California's state and national parks preserve some of the world's most celebrated scenery, and after months of closures due to COVID-19, their gates are open. If you're yearning for some nature time, you can finally reunite with the landscapes you love, whether it's Sierra granite, skyscraping redwoods, sun-drenched beaches, or maybe even the soul-stirring wonders of Lassen Volcanic National Park.
"In these challenging times, we all want to sit on top of a mountain for a while," says Kevin Sweeney, Lassen Volcanic’s chief of interpretation. "Lassen is a place of solace for people."
Lassen, about 45 minutes east of Redding, is known for its steaming geothermal marvels, wildflower-dotted meadows, volcanic peaks, and shimmering waterfalls. Like other parks, it reopened with new rules to help prevent the spread of COVID-19.
"Visitors are asked to wear face coverings when they speak to rangers and follow the CDC's guidelines of maintaining six feet of distance from others," Sweeney says. "So far, it's been going great. People have been planning ahead and recreating responsibly."
Before leaving home to visit any national park, the federal government asks that visitors read the national parks' guidelines for Recreating Responsibly and the CDC's guide for visiting parks. And you should familiarize yourself with local guidelines and regulations for all of the destinations you visit.
Gloria Sandoval, spokesperson for California State Parks, says people venturing out to their favorite parks this summer should be prepared for changes and modifications.
"With COVID-19, everything is very dynamic and fluid," Sandoval says. "The best tip for visiting parks is to plan before you go anywhere. Check each park's website. Find out what's open, if parking is available, and what new visitor guidelines are in place."
Individual parks are managed according to county and local health guidelines. Sandoval says that across the state, visitor centers and museums are likely to remain closed and parking lots will have limited capacity throughout the summer. At press time, state-run campgrounds also remain closed, but she expects they will open gradually in coming months.
"California State Parks is definitely exploring reopening campgrounds," she says. "We are working with local officials on a phased and regionally driven approach."
Some federal- and county-owned campgrounds are already open. Modifications or limited services may be in effect, and sites that previously operated on a first-come, first-served basis may now require reservations. To ensure your spot, make advance camping reservations at Recreation.gov. When state park camps reopen, you'll be able to reserve sites at Reserve California. Reservations are also available through the private reservation system Hipcamp.
For outdoor lovers, national parks are bucket-list destinations. But this year travelers will need to watch for policy changes. Yosemite National Park, famous for its sheer granite, plunging waterfalls, and iconic vistas, has instituted major modifications for summer 2020. Yosemite travelers must have advance reservations whether they're coming to the park for the day or staying overnight. Day-use visitors will purchase digital entrance passes in advance, and the number of daily passes will be limited. Lodging can be reserved at The Ahwahnee Hotel, Yosemite Valley Lodge, and Curry Village, and campsites can be reserved at Yosemite Valley's campgrounds.

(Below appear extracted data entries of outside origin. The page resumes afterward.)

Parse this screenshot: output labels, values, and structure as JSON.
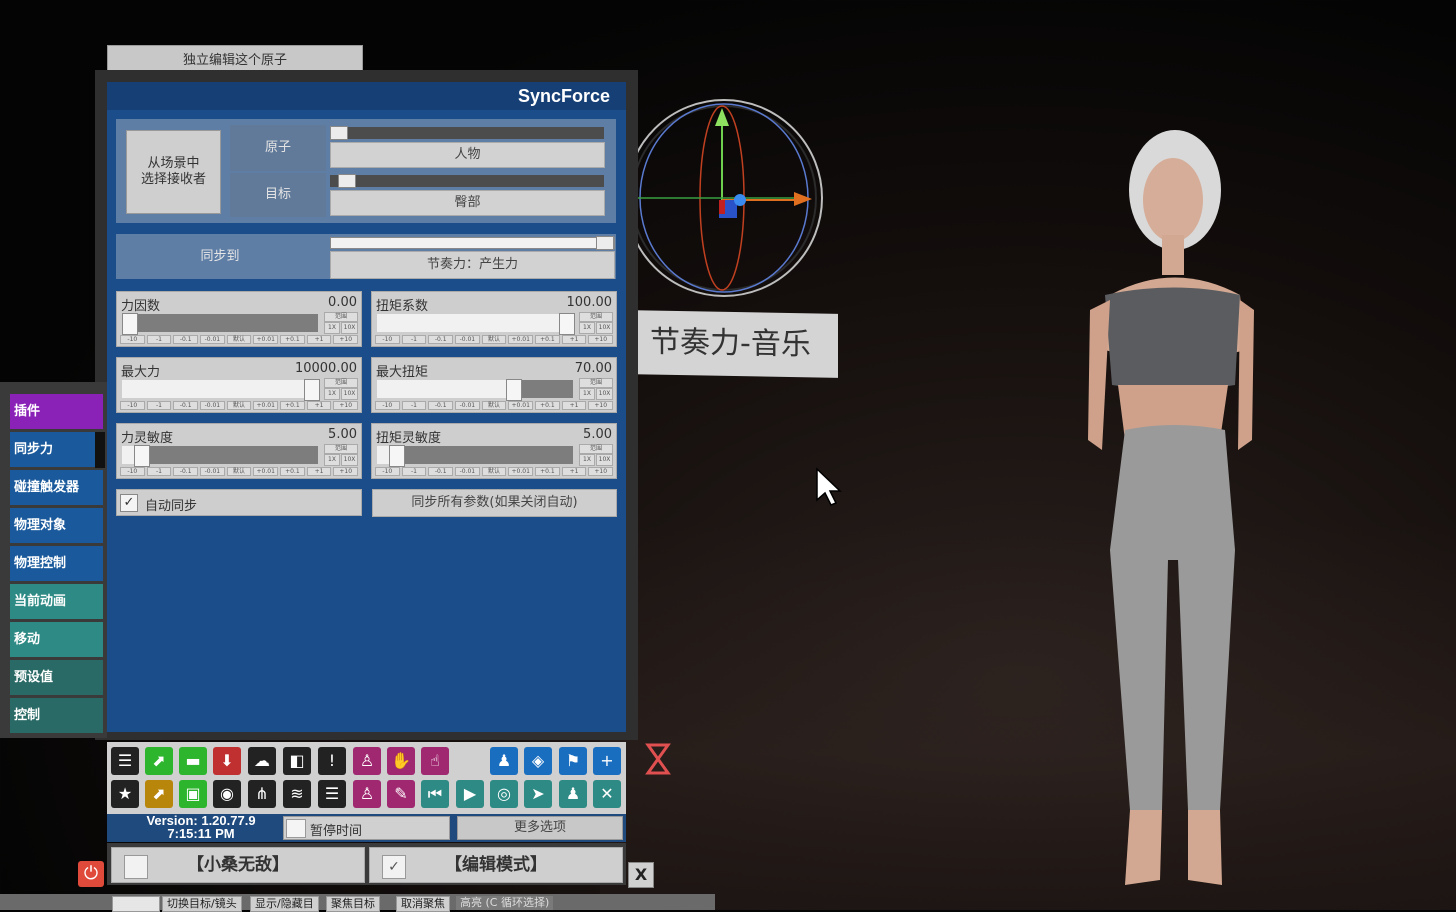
{
  "top_button": "独立编辑这个原子",
  "plugin_name": "SyncForce",
  "receiver": {
    "pick_button_line1": "从场景中",
    "pick_button_line2": "选择接收者",
    "atom_label": "原子",
    "atom_value": "人物",
    "target_label": "目标",
    "target_value": "臀部"
  },
  "sync": {
    "label": "同步到",
    "value": "节奏力：产生力"
  },
  "params": [
    {
      "name": "力因数",
      "value": "0.00",
      "level": 0.0
    },
    {
      "name": "扭矩系数",
      "value": "100.00",
      "level": 1.0
    },
    {
      "name": "最大力",
      "value": "10000.00",
      "level": 1.0
    },
    {
      "name": "最大扭矩",
      "value": "70.00",
      "level": 0.7
    },
    {
      "name": "力灵敏度",
      "value": "5.00",
      "level": 0.1
    },
    {
      "name": "扭矩灵敏度",
      "value": "5.00",
      "level": 0.1
    }
  ],
  "step_buttons": [
    "-10",
    "-1",
    "-0.1",
    "-0.01",
    "默认",
    "+0.01",
    "+0.1",
    "+1",
    "+10"
  ],
  "range_labels": {
    "range": "范围",
    "x1": "1X",
    "x10": "10X"
  },
  "auto_sync": {
    "label": "自动同步",
    "checked": true,
    "check_glyph": "✓"
  },
  "sync_all_button": "同步所有参数(如果关闭自动)",
  "sidebar": {
    "items": [
      {
        "label": "插件",
        "color": "#8a22b8"
      },
      {
        "label": "同步力",
        "color": "#1a5a9c"
      },
      {
        "label": "碰撞触发器",
        "color": "#1a5a9c"
      },
      {
        "label": "物理对象",
        "color": "#1a5a9c"
      },
      {
        "label": "物理控制",
        "color": "#1a5a9c"
      },
      {
        "label": "当前动画",
        "color": "#2e8a84"
      },
      {
        "label": "移动",
        "color": "#2e8a84"
      },
      {
        "label": "预设值",
        "color": "#2a6a66"
      },
      {
        "label": "控制",
        "color": "#2a6a66"
      }
    ]
  },
  "toolbar": {
    "row1": [
      {
        "icon": "menu-icon",
        "glyph": "☰",
        "color": "#222"
      },
      {
        "icon": "open-scene-icon",
        "glyph": "⬈",
        "color": "#2db52d"
      },
      {
        "icon": "folder-icon",
        "glyph": "▬",
        "color": "#2db52d"
      },
      {
        "icon": "save-icon",
        "glyph": "⬇",
        "color": "#c03030"
      },
      {
        "icon": "cloud-icon",
        "glyph": "☁",
        "color": "#222"
      },
      {
        "icon": "box-icon",
        "glyph": "◧",
        "color": "#222"
      },
      {
        "icon": "alert-icon",
        "glyph": "!",
        "color": "#222"
      },
      {
        "icon": "add-person-icon",
        "glyph": "♙",
        "color": "#a02870"
      },
      {
        "icon": "hand-icon",
        "glyph": "✋",
        "color": "#a02870"
      },
      {
        "icon": "pointer-hand-icon",
        "glyph": "☝",
        "color": "#a02870"
      },
      {
        "icon": "person-icon",
        "glyph": "♟",
        "color": "#1a6ec0"
      },
      {
        "icon": "unity-icon",
        "glyph": "◈",
        "color": "#1a6ec0"
      },
      {
        "icon": "flag-icon",
        "glyph": "⚑",
        "color": "#1a6ec0"
      },
      {
        "icon": "plus-icon",
        "glyph": "+",
        "color": "#1a6ec0"
      }
    ],
    "row2": [
      {
        "icon": "star-icon",
        "glyph": "★",
        "color": "#222"
      },
      {
        "icon": "load-icon",
        "glyph": "⬈",
        "color": "#b8860b"
      },
      {
        "icon": "add-folder-icon",
        "glyph": "▣",
        "color": "#2db52d"
      },
      {
        "icon": "camera-icon",
        "glyph": "◉",
        "color": "#222"
      },
      {
        "icon": "graph-icon",
        "glyph": "⋔",
        "color": "#222"
      },
      {
        "icon": "layers-icon",
        "glyph": "≋",
        "color": "#222"
      },
      {
        "icon": "document-icon",
        "glyph": "☰",
        "color": "#222"
      },
      {
        "icon": "remove-person-icon",
        "glyph": "♙",
        "color": "#a02870"
      },
      {
        "icon": "wrench-icon",
        "glyph": "✎",
        "color": "#a02870"
      },
      {
        "icon": "skip-back-icon",
        "glyph": "⏮",
        "color": "#2e8a84"
      },
      {
        "icon": "play-icon",
        "glyph": "▶",
        "color": "#2e8a84"
      },
      {
        "icon": "target-icon",
        "glyph": "◎",
        "color": "#2e8a84"
      },
      {
        "icon": "cursor-icon",
        "glyph": "➤",
        "color": "#2e8a84"
      },
      {
        "icon": "people-icon",
        "glyph": "♟",
        "color": "#2e8a84"
      },
      {
        "icon": "tools-icon",
        "glyph": "✕",
        "color": "#2e8a84"
      }
    ]
  },
  "version_line1": "Version: 1.20.77.9",
  "version_line2": "7:15:11 PM",
  "pause_time": "暂停时间",
  "more_options": "更多选项",
  "mode_left": "【小桑无敌】",
  "mode_right": "【编辑模式】",
  "mode_right_check": "✓",
  "close_glyph": "X",
  "power_glyph": "⏻",
  "bottom_bar": [
    "切换目标/镜头",
    "显示/隐藏目",
    "聚焦目标",
    "取消聚焦",
    "高亮 (C 循环选择)"
  ],
  "scene_label": "节奏力-音乐"
}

One thing that hasn't changed in California parks is the wealth of come-hither scenery. At Lassen Volcanic National Park, hike to the summit of Lassen Peak’s dormant volcano or explore such out-of-this-world volcanic features as steaming sulphur vents, mudpots, and boiling thermal pools. Marvel at 35-story-high trees at Redwood National Park, or feel dwarfed by the General Sherman, the world's largest tree by volume, at Sequoia and Kings Canyon. Hike or rock climb among the burnished cliffs, crags, and spires at Pinnacles, or watch for wildlife in Point Reyes' watery maze of beaches, lagoons, and estuaries. Cruise by boat from Ventura to Channel Islands National Park, five untamed islands where you can camp by the wild Pacific or paddle a kayak near soaring cliffs and sea caves.

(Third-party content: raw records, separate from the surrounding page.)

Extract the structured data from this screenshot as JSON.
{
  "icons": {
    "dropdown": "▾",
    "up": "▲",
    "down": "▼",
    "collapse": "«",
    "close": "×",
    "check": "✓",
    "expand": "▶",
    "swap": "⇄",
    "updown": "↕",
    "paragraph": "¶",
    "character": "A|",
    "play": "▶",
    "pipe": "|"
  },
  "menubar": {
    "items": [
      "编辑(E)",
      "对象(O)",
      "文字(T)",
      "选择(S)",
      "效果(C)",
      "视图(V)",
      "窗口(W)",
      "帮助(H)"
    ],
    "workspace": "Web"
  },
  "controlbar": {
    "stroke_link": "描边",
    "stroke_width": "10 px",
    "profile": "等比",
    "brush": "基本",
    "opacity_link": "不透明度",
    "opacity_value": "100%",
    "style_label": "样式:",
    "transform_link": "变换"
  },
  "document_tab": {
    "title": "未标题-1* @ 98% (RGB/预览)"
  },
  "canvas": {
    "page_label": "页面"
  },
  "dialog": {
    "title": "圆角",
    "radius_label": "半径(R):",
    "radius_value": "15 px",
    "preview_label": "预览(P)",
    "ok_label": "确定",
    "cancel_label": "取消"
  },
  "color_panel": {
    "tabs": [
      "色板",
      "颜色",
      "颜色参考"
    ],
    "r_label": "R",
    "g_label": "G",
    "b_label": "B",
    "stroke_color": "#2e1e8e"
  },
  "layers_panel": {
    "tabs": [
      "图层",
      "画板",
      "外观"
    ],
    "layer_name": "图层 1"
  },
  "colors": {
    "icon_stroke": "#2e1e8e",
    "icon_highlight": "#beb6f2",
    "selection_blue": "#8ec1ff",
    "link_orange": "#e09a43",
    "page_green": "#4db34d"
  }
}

Travelers yearning for the majesty of Sierra Nevada's mountains can head to Lake Tahoe's state parks, including Ed Z'berg Sugar Pine Point, Emerald Bay, and D.L. Bliss for hiking, biking, boating, and dipping your toes into Tahoe's cobalt-blue water. In California's northwest, watch massive Roosevelt elk graze at Prairie Creek Redwoods, or drive under a canopy of cathedral-like redwoods on the Avenue of the Giants in Humboldt Redwoods State Park. Or, if you're dreaming of gazing at the blue Pacific, immerse yourself in Montaña de Oro's craggy coastline and Caribbean-blue waters in San Luis Obispo, or steer south of Carmel to Andrew Molera State Park for long walks on driftwood-strewn beaches.